The disappearance of Sonata demand is the price an automaker pays for giving up on stylistic courage and replacing it with conservative cowardice. The disappearance of Sonata demand is the due reward for massive engine recalls, a tardy response to consumer interest in active safety gear, and a reluctance to adopt more driver-centric engagement seen in the latest Camry and Accord.

2012 Hyundai Sonata 2.0T - Image: Hyundai

In early 2018, sales of the Sonata have fallen by more than a third. Hyundai’s response to the latest Sonata crisis involves increased equipment levels and lower prices. Factoring in the improved feature load, this mid-year Sonata pricing adjustment drops prices by up to a $980 equivalent. Hyundai is spreading technology like automatic emergency braking across a greater portion of the lineup. It reaches all the way to the top of the lineup, where the Sonata Limited 2.0T Plus drops $550 to $32,785. (“Plus” is the tagline Hyundai is using: SEL Plus, Sport Plus, Limited Plus, etc.)

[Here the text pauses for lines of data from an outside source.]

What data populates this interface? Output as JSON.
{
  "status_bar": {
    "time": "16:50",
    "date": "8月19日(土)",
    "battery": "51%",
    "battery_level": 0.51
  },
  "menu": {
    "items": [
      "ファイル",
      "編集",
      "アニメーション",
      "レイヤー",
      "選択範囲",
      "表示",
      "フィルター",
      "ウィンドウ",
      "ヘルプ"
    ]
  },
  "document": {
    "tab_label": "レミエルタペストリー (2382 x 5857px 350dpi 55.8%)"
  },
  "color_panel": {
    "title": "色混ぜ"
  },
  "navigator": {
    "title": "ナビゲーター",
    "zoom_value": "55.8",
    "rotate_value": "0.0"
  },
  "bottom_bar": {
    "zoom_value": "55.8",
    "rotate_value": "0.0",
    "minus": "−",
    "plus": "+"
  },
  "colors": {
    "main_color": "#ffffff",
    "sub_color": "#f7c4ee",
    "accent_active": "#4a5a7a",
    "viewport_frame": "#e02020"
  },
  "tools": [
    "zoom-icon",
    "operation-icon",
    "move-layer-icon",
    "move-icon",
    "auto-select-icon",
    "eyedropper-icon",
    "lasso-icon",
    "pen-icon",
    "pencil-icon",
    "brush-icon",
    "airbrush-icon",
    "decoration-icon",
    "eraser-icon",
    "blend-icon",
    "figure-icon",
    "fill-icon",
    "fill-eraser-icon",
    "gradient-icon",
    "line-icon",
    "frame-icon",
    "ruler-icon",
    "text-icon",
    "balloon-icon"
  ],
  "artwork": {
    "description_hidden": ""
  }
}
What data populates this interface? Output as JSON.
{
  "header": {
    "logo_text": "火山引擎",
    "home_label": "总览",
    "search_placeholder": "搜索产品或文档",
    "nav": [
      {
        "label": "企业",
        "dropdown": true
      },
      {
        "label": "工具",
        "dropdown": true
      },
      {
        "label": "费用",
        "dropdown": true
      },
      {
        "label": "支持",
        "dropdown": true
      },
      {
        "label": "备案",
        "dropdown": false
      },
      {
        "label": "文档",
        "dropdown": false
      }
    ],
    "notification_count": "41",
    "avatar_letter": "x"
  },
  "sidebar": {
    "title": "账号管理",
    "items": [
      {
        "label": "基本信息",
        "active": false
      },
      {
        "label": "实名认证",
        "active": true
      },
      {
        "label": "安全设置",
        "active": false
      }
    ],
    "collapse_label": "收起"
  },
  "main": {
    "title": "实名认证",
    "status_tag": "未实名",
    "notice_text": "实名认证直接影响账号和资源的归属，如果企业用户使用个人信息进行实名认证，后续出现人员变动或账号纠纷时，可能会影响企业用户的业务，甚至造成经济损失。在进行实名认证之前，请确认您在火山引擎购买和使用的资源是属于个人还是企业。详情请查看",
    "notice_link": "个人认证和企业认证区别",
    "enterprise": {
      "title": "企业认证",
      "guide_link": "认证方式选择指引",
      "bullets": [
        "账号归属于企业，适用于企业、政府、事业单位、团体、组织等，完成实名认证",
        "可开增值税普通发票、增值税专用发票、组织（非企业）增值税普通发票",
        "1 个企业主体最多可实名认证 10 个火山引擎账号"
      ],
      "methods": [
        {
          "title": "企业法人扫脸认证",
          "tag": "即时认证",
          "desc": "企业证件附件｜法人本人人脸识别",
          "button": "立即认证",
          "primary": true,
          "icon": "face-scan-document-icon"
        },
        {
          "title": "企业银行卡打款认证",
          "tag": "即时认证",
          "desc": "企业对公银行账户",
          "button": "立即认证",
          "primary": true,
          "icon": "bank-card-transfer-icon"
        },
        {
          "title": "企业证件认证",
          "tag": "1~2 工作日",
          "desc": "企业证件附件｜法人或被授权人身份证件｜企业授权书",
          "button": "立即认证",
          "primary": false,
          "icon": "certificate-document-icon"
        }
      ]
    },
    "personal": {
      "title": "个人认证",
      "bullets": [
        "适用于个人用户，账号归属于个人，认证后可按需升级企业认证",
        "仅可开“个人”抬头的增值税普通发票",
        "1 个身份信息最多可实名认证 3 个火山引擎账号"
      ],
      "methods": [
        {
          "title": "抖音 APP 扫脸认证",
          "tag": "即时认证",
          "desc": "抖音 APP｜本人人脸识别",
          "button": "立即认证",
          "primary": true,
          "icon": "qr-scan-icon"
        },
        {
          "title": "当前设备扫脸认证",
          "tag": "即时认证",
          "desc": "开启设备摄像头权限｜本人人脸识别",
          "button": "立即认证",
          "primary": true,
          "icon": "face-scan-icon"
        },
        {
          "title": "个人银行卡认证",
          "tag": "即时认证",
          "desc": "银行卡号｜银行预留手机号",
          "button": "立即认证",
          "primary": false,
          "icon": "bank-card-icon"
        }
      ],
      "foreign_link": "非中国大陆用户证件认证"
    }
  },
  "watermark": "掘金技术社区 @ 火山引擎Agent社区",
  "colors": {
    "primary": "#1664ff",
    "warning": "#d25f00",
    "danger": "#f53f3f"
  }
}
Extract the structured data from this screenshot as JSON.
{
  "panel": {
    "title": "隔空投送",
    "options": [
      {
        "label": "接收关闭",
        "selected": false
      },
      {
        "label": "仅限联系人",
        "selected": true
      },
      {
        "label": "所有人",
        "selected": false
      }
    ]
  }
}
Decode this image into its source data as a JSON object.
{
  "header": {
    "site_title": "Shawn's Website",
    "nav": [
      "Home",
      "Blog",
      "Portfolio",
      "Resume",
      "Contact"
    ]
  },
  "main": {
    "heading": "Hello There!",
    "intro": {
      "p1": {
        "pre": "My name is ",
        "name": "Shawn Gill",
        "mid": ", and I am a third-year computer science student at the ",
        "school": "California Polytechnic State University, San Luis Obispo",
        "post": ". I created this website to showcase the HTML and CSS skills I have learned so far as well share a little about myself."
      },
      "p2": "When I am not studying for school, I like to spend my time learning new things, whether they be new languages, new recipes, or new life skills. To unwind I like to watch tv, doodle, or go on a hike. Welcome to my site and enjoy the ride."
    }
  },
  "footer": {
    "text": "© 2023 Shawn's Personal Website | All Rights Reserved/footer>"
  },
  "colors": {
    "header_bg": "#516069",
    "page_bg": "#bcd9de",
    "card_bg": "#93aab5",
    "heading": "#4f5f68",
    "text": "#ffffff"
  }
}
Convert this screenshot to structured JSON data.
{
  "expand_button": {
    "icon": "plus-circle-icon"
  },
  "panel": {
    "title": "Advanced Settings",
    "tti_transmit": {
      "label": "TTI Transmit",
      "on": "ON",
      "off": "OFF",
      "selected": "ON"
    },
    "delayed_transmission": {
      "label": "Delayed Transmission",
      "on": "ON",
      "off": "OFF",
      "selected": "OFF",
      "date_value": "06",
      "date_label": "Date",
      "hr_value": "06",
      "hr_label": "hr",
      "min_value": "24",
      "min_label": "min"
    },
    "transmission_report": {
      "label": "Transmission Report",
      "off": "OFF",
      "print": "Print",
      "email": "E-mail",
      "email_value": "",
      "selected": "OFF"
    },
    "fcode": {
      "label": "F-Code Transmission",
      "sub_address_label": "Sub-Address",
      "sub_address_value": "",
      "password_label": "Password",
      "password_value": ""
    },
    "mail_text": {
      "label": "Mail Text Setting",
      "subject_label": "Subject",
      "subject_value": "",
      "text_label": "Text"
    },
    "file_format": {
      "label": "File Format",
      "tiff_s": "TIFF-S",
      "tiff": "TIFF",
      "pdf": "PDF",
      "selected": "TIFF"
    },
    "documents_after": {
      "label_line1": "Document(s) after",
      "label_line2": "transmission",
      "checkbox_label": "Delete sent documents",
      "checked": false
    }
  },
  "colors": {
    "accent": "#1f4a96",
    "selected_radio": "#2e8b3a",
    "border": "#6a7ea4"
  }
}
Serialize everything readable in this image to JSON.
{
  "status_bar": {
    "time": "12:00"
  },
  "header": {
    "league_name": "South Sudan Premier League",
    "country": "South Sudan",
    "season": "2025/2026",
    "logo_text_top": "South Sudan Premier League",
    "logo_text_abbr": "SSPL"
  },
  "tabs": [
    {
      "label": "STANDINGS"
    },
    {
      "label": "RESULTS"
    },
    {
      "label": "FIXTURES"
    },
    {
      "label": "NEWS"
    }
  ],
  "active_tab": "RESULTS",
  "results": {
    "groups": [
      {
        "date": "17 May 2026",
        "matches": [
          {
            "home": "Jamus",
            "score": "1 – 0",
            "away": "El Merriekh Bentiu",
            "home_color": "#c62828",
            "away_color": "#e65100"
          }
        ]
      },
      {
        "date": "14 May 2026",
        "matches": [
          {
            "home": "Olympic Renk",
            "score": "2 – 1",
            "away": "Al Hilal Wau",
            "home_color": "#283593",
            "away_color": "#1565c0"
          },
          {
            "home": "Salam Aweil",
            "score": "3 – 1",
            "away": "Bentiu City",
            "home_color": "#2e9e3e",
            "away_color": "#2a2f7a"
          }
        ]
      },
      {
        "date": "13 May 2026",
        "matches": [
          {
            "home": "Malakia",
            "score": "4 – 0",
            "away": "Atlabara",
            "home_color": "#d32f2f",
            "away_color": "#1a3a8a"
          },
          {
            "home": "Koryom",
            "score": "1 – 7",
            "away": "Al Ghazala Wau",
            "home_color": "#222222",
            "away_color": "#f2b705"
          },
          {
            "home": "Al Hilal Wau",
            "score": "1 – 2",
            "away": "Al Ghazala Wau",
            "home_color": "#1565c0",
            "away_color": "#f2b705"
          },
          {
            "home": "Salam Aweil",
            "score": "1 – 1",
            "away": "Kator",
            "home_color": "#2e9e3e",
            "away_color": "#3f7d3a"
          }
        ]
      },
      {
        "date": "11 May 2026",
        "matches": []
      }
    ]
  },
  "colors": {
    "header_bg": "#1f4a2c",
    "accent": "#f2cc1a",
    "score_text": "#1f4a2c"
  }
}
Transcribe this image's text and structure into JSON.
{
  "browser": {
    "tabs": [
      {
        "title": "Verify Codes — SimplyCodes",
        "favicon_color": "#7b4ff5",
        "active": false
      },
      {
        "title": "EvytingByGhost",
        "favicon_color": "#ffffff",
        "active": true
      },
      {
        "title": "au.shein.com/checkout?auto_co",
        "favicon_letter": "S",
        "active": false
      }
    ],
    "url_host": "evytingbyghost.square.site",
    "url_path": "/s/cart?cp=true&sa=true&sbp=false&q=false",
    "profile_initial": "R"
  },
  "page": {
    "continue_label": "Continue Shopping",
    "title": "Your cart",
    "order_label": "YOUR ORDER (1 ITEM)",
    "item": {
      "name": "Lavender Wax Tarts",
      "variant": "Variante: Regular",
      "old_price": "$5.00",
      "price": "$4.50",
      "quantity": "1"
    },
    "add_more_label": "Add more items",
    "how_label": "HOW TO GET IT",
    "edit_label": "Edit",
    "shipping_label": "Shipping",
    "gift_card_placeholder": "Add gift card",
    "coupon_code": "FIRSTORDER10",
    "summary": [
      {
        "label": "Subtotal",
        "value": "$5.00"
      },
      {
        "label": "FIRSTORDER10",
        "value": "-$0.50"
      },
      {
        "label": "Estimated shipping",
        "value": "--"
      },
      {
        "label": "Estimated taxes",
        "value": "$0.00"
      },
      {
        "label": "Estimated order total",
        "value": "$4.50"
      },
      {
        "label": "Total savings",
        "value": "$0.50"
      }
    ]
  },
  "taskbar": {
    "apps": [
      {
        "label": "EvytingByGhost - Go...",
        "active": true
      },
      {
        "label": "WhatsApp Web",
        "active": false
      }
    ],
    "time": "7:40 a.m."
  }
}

Consumers, at least those that haven’t been sucked away to vehicles such as Hyundai’s own Tucson and Santa Fe Sport, will need more than a few hundred dollars to stay away from the Toyota Camry, which is gaining great chunks of market share while virtually every competitor suffers from year-over-year volume decreases. Automakers have been cutting midsize sedan prices and increasing midsize sedan incentives for years to no avail.

The eventual response from some automakers – Chrysler and Ford, most recently – has been to skip out on the segment altogether for this very reason: prices can only be cut so far until it becomes clear that the cost of developing midsize sedans can’t be recouped. And despite the aggressive discounting, consumers have still shifted away, en masse, from midsize cars to small and midsize crossovers.

The seventh-generation Sonata is not positioned, irrespective of the dollar factor, to stem that tide.